Newt Gingrich, GOP candidate and infamous lady killer — lady killer might be a stretch, but geometry teachers seem to like him — recently proposed a plan to create jobs. It’s a pretty fool-proof plan — thousands of unemployed citizens across the country would have opportunities for employment. Party on, right? But, here’s the catch — the jobs wouldn’t be for you, me or even your step-uncle. Your little brother, you know the one that’s 12 years old and still sleeps with a night-light? Tell him to send in his resume, because Mr. Gingrich is hiring.
Gingrich proposed during a recent speech given at Harvard that instead of letting our children from poor neighborhoods wallow in the poor education they’re receiving at their at-risk schools, we should put those little suckers to work performing janitorial services for the very schools that are failing them.
“It is tragic what we do in the poorest neighborhoods, entrapping children in child labor laws which are truly stupid,” Gingrich said.
Old Newt wants to lower the legal age and allow children as young as nine to work, as well as do away with previous caps on the number of hours children are able to work each week.
Yes, there it is — Gingrich wants to create jobs. For our children.
Child labor is so 100 years ago, but Gingrich wants to bring it back, much like stirrup pants. Those are still a thing, right?
OK, good work, Newt — you’re creating jobs. But, unfortunately, they would be going to the wrong people. Opening up the workforce to children would actually diminish the amount of employment opportunities in this country. Where would the now unemployed janitors go after being replaced by sixth graders? Job markets are tough enough as it is, but imagine now having to compete against an 11-year-old for that secretary position at Brown and Crouppen Law firm.

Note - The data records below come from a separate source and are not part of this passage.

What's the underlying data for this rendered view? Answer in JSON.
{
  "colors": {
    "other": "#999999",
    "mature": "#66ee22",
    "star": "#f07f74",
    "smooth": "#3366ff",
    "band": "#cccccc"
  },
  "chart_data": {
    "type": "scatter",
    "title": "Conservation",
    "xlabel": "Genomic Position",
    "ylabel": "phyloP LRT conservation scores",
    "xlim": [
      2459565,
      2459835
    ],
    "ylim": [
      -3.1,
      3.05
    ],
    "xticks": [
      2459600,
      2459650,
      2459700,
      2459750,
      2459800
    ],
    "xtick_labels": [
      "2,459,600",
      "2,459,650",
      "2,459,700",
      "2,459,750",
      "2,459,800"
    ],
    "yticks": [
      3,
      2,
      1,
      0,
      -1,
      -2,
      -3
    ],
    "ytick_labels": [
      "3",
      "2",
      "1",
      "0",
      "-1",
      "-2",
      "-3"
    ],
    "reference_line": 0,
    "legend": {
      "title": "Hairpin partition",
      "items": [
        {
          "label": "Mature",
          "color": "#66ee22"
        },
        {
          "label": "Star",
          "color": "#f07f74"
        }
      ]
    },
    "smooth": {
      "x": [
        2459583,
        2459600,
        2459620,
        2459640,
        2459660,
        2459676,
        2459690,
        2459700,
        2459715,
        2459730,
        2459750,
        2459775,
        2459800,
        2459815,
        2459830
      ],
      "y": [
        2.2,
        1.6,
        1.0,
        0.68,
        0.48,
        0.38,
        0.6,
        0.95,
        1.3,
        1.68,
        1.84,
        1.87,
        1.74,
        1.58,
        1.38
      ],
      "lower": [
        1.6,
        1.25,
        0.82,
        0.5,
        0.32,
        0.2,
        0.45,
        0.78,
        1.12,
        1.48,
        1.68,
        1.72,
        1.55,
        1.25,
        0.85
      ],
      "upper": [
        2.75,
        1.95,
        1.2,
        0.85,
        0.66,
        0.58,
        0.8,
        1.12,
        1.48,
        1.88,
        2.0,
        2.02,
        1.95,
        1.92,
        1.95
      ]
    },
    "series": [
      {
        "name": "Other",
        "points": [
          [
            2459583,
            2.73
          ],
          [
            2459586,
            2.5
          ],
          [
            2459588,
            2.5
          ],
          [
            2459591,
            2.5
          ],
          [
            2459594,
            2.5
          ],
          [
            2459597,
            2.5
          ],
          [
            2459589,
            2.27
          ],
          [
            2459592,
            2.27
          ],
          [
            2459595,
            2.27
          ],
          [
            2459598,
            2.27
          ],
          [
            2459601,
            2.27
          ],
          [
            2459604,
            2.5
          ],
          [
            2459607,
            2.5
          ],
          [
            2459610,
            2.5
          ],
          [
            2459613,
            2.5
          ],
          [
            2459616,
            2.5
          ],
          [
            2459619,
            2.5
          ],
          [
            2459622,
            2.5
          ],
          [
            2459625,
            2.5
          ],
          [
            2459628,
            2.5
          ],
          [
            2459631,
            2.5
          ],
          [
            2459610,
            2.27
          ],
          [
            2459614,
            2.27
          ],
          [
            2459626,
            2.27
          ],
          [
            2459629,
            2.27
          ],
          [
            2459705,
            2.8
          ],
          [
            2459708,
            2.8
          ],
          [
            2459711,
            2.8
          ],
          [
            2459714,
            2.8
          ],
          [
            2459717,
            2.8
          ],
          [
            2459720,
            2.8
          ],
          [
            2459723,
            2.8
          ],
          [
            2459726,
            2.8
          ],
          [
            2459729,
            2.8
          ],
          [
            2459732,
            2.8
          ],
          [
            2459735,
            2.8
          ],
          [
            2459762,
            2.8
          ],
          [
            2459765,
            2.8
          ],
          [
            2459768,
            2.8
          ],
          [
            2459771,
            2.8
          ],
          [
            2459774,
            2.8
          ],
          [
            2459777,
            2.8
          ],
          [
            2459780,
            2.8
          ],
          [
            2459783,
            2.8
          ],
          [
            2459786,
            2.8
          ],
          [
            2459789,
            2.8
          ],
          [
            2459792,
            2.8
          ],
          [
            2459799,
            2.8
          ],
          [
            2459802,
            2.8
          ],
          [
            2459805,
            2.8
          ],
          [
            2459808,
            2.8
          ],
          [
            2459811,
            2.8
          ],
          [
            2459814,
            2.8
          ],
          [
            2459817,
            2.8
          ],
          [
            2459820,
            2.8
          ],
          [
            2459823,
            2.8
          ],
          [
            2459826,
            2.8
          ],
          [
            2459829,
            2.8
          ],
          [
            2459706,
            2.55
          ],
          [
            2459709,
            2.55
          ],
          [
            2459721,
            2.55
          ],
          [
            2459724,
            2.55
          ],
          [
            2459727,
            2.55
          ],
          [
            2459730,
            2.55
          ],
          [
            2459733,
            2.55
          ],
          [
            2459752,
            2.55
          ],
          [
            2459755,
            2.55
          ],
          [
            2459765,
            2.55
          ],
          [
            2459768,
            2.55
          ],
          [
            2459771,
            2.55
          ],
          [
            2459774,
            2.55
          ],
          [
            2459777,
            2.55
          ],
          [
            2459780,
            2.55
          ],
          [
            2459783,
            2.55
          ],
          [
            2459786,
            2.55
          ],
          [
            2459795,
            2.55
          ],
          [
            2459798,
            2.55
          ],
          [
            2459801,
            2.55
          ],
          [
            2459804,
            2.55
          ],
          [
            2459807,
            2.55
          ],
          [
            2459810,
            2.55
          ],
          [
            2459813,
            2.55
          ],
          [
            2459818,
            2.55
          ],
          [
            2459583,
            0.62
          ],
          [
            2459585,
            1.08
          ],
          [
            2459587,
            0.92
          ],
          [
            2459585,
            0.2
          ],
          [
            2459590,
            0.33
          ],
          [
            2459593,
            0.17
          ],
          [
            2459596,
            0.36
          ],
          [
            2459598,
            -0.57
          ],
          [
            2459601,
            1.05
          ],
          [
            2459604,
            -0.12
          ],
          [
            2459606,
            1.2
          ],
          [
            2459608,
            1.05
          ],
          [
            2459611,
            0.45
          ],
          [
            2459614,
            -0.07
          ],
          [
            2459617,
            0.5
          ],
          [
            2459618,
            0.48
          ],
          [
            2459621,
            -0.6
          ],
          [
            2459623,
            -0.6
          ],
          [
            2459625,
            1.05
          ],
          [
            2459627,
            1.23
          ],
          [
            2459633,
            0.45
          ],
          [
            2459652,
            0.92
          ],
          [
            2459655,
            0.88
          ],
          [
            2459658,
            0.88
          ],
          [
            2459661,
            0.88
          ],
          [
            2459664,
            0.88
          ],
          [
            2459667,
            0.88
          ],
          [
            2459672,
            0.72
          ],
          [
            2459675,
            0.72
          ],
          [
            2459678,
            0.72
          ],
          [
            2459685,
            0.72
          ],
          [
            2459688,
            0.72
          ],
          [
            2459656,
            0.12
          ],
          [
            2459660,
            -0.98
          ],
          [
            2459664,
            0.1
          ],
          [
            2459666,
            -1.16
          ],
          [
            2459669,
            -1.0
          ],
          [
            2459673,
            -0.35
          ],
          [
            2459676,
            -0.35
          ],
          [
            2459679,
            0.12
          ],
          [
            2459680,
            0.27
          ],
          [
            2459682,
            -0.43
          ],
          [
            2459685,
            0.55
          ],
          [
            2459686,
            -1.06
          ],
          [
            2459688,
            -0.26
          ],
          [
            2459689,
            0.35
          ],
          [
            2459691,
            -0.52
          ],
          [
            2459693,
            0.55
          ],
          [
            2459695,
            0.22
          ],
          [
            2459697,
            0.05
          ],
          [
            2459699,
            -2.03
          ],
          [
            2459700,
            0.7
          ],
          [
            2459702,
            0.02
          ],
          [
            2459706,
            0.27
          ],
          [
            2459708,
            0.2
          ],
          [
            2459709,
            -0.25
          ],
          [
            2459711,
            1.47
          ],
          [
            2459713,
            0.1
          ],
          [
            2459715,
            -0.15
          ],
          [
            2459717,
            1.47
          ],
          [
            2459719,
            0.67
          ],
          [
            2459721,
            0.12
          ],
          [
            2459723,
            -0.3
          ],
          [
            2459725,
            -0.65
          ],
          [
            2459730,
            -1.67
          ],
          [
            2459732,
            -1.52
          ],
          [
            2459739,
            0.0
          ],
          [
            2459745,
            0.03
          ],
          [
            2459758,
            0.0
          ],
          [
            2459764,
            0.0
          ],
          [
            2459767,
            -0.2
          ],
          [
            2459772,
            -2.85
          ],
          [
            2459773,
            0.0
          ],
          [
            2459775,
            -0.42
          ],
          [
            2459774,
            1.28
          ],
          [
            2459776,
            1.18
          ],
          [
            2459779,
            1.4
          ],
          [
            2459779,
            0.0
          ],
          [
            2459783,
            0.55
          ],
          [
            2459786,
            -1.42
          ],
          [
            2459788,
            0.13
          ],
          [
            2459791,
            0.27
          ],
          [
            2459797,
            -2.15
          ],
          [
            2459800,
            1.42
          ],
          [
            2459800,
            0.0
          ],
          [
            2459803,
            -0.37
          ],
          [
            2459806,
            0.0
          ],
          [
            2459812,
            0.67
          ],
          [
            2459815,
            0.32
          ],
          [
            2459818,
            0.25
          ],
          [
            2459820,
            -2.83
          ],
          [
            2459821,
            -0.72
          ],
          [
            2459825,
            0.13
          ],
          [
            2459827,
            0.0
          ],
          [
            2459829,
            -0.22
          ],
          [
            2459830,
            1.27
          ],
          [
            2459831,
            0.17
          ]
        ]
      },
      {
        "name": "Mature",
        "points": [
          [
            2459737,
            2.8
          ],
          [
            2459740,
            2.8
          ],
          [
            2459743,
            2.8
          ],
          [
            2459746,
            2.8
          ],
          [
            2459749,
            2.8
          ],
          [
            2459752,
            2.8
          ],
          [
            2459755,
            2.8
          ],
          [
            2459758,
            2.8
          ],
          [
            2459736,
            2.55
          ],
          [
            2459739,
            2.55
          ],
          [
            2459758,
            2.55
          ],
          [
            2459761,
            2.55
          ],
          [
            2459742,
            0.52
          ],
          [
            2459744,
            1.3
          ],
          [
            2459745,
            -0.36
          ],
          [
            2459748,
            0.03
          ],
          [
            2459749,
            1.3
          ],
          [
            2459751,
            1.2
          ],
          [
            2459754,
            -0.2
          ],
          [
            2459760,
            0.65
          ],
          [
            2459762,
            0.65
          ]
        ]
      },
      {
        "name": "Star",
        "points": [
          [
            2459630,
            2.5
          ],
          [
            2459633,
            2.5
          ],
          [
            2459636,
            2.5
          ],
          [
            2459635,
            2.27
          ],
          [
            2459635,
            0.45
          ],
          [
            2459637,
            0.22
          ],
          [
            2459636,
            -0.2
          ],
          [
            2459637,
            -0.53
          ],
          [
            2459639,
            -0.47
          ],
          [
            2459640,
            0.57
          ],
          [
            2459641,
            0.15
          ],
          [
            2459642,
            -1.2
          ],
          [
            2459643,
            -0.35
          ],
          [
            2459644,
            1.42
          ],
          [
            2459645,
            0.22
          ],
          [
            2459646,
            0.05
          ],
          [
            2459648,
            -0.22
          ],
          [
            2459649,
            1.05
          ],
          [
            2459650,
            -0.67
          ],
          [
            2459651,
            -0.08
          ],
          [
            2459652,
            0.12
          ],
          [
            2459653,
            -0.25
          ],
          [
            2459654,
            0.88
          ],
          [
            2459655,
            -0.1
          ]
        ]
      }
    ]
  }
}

“I’m talking about working 20 hours a week and being empowered to succeed,” Newt said in a statement to, “clarify,” the bold propositions he made at Harvard. So, you think you’re doing these kids a favor by cutting short their childhoods and ushering them into the workforce years before such a painful transition is necessary? They have the rest of their lives to punch the clock — why not let a 14-year-old be, I don’t know, a kid? But it’s only through the power of good, hard work that Newt thinks our nation’s poor children can begin, “the process of rising.”
I’m not sure how much social rising a kid can accomplish after performing janitorial services throughout his school years. He or she will learn job skills, yeah, but what else are janitorial skills applicable to but more janitorial work? This would pretty much guarantee that children from low-income households would have a long and prosperous future of cleaning bathrooms. I can’t think of anything else that would further the increasing class gap in the U.S. Just put the poor kids to work cleaning up after the kids whose parents were rich enough to place them in a private school.
I’m not sure how familiar Mr. Gingrich is with janitorial work, but when I think of cleaning with harsh chemicals all day and moving heavy machinery, the words, “child friendly,” don’t exactly pop into mind.
Here’s a radical idea: how about instead of trying to fix the children attending these failing schools, we fix the schools?
What if I send a formal request/job application to Newt?  My apartment is a wreck and my laundry needs to be done. Hey, Mr. Gingrich, is it cool if I just hire your grandchildren? They’ll be learning important job skills — cleaning out a dirty refrigerator and getting the smell of vodka out of a carpet — applicable to making a luxurious living as any profession they choose, so long as it’s a maid.
But a little birdie told me told me there’s no way in hell that’s going to happen, before it shit on my desk and flew off. It’s a shame I have no Gingrich children to clean it up for me.